Parfois, lorsque le détective réfléchit intensément, il fume une pipe "puante". Ainsi, dans "La vallée de la peur", (Première partie chapitre I), il allume "la pipe peu ragoûtante qui était la compagne de ses réflexions les plus profondes.". ("The unsavory pipe which was the companion of his deepest meditations."). Le Docteur Watson, trop occupé sans doute à éloigner Holmes de la cocaïne, oublie d’attirer son attention sur le nécessaire respect des quelques règles élémentaires d’hygiène, indispensables à nos bouffardes.

Hommage à la tradition française, Sherlock Holmes fume également une pipe de bruyère. Ce n’est sans doute pas une toquade passagère puisque, dans "Le signe des quatre" (Chapitre I), elle est décrite comme vieille. ("His old briar-root pipe.").

Quels tabacs Holmes fûme-t-il ?

Il a déjà été dit qu’Holmes et Watson affectionnent les tabacs forts. On connaît aussi l’endroit où notre héros achète le sien. Toujours dans "Le chien des Baskervilles", il demande à Watson : "Quand vous passerez devant Bradley’s, pourriez-vous lui demander de me faire porter une livre de son plus fort tabac coupé fin." ("When you pass Bradley’s would you ask him to send up a pound of the strongest shag tobacco ?"). Cette boutique se situait dans Oxford Street (idem chapitre XII).

Surprise, Holmes fume également la cigarette (Cf. par exemple "Le chien des Baskerville" chapitre I) et le cigare, dont il n’est d’ailleurs pas avare puisqu’il en offre généreusement à ses visiteurs ("Etude en rouge" première partie chapitre VI.).

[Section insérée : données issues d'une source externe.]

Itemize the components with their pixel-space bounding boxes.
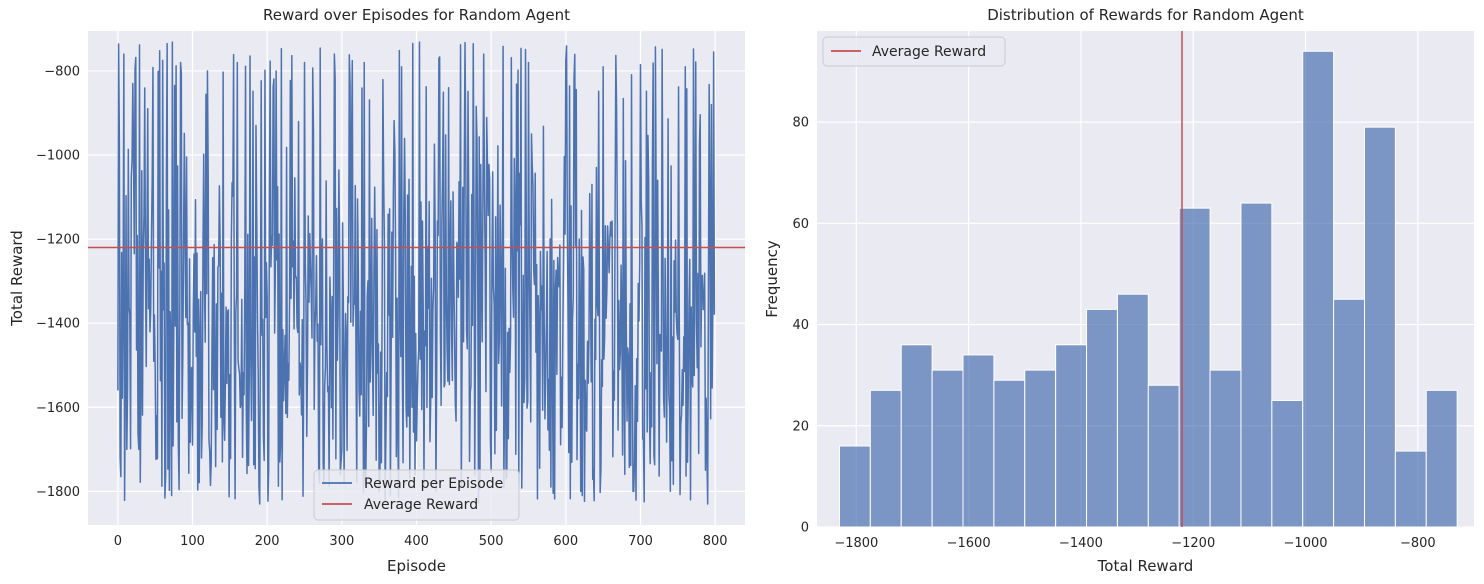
left-chart-panel: 0 100 200 300 400 500 600 700 800 −1800 −1600 −1400… xyxy=(8,6,745,575)
histogram-bar xyxy=(1147,384,1180,528)
histogram-bar xyxy=(1240,202,1273,528)
histogram-bar xyxy=(869,389,902,528)
histogram-bar xyxy=(1055,344,1088,528)
histogram-bar xyxy=(1178,207,1211,528)
right-x-tick-label: −800 xyxy=(1400,536,1436,551)
left-legend-box xyxy=(313,469,520,521)
legend-label-average-reward: Average Reward xyxy=(364,497,478,513)
left-y-tick-label: −1600 xyxy=(36,401,80,416)
left-series-layer xyxy=(88,41,745,505)
left-x-tick-label: 400 xyxy=(404,534,429,549)
right-tick-labels: −1800 −1600 −1400 −1200 −1000 −800 0 20 40 60 80 xyxy=(792,116,1435,551)
left-x-tick-label: 100 xyxy=(180,534,205,549)
histogram-bar xyxy=(1209,369,1242,528)
left-x-axis-label: Episode xyxy=(387,557,446,575)
left-x-tick-label: 0 xyxy=(114,534,122,549)
left-x-tick-label: 300 xyxy=(329,534,354,549)
left-y-tick-label: −1000 xyxy=(36,149,80,164)
left-y-tick-label: −1200 xyxy=(36,233,80,248)
histogram-bar xyxy=(1116,293,1149,528)
left-x-tick-label: 800 xyxy=(703,534,728,549)
left-tick-labels: 0 100 200 300 400 500 600 700 800 −1800 −1600 −1400… xyxy=(36,64,728,549)
legend-label-reward-per-episode: Reward per Episode xyxy=(364,476,503,492)
right-y-tick-label: 80 xyxy=(792,116,809,131)
left-x-tick-label: 200 xyxy=(255,534,280,549)
right-y-tick-label: 20 xyxy=(792,419,809,434)
left-x-tick-label: 500 xyxy=(479,534,504,549)
histogram-bar xyxy=(1271,399,1304,528)
left-y-axis-label: Total Reward xyxy=(8,230,26,327)
right-y-tick-label: 0 xyxy=(801,521,809,536)
right-x-tick-label: −1000 xyxy=(1284,536,1328,551)
histogram-bar xyxy=(931,369,964,528)
right-legend: Average Reward xyxy=(822,36,1006,67)
left-legend: Reward per Episode Average Reward xyxy=(313,469,520,521)
left-chart-title: Reward over Episodes for Random Agent xyxy=(263,6,570,24)
left-y-tick-label: −800 xyxy=(44,64,80,79)
histogram-bar xyxy=(1024,369,1057,528)
right-chart-panel: −1800 −1600 −1400 −1200 −1000 −800 0 20 40 60 80 D… xyxy=(763,6,1474,575)
histogram-bar xyxy=(1364,126,1396,528)
left-y-tick-label: −1400 xyxy=(36,317,80,332)
histogram-bar xyxy=(838,445,871,528)
right-histogram-bars xyxy=(838,50,1458,528)
histogram-bar xyxy=(1425,389,1458,528)
right-x-axis-label: Total Reward xyxy=(1097,557,1194,575)
right-chart-title: Distribution of Rewards for Random Agent xyxy=(987,6,1304,24)
histogram-bar xyxy=(1086,308,1118,528)
right-y-tick-label: 60 xyxy=(792,217,809,232)
series-line-reward-per-episode xyxy=(117,41,716,505)
histogram-bar xyxy=(1302,50,1335,528)
right-legend-box xyxy=(822,36,1006,67)
right-x-tick-label: −1200 xyxy=(1171,536,1215,551)
histogram-bar xyxy=(1394,450,1427,528)
left-y-tick-label: −1800 xyxy=(36,485,80,500)
histogram-bar xyxy=(900,344,933,528)
right-x-tick-label: −1800 xyxy=(834,536,878,551)
left-x-tick-label: 600 xyxy=(553,534,578,549)
left-x-tick-label: 700 xyxy=(628,534,653,549)
right-x-tick-label: −1600 xyxy=(947,536,991,551)
histogram-bar xyxy=(993,379,1026,528)
histogram-bar xyxy=(1333,298,1365,528)
right-x-tick-label: −1400 xyxy=(1059,536,1103,551)
legend-label-average-reward-hist: Average Reward xyxy=(872,44,986,60)
right-y-axis-label: Frequency xyxy=(763,240,781,318)
histogram-bar xyxy=(962,354,995,528)
right-y-tick-label: 40 xyxy=(792,318,809,333)
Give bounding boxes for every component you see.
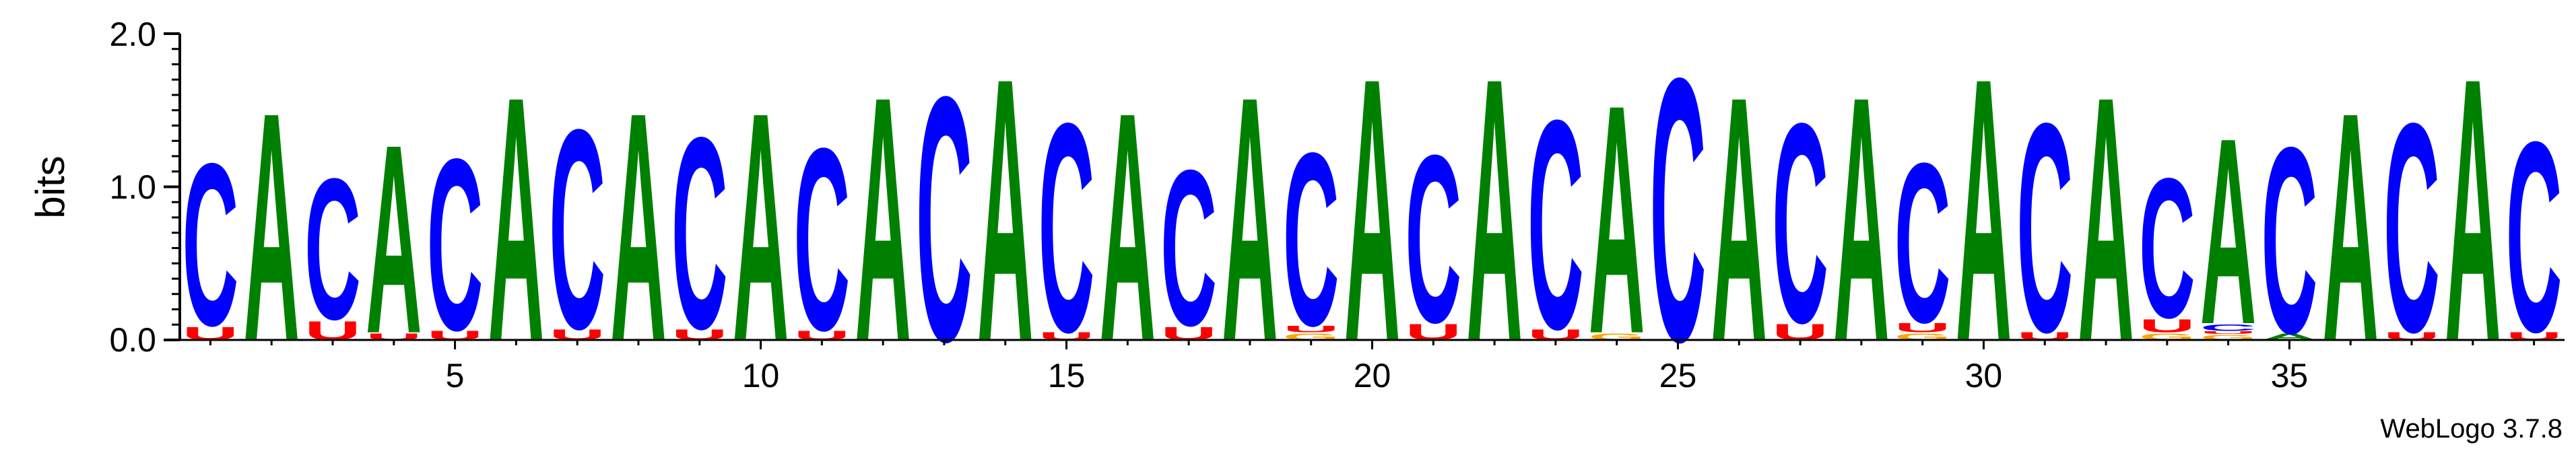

Le tabac dans la criminologie holmesienne

Enfin, il ne faudrait surtout pas, dans une étude consacrée au tabac dans les aventures de Sherlock Holmes, oublier que ce dernier à publier une monographie consacrée à l’identification des cendres de tabac.

Ce travail d’une haute valeur criminologique se nomme "Sur la Discrimination entre les Différents Tabacs" ("Upon the Distinction Between the Ashes of the Various Tobaccos"). Cette étude énumère cent quarante variétés de cigares, cigarettes et tabacs et est illustré de reproductions en couleurs présentant les différences d’aspect entre leurs cendres. ("Le signe des quatre" chapitre I).

Pour clore cette petite promenade littéraire qui ne prétend nullement être exhaustive, Les Dix Sept Marches vous offrent, en exclusivité mondiale, la reproduction de la couverture de l’édition originale du livre écrit par Sherlock Holmes sur le sujet.

N.B. Les traductions ont été faites par l’auteur d’après l’édition complète publiée par Chancellor Press en 1985-1987.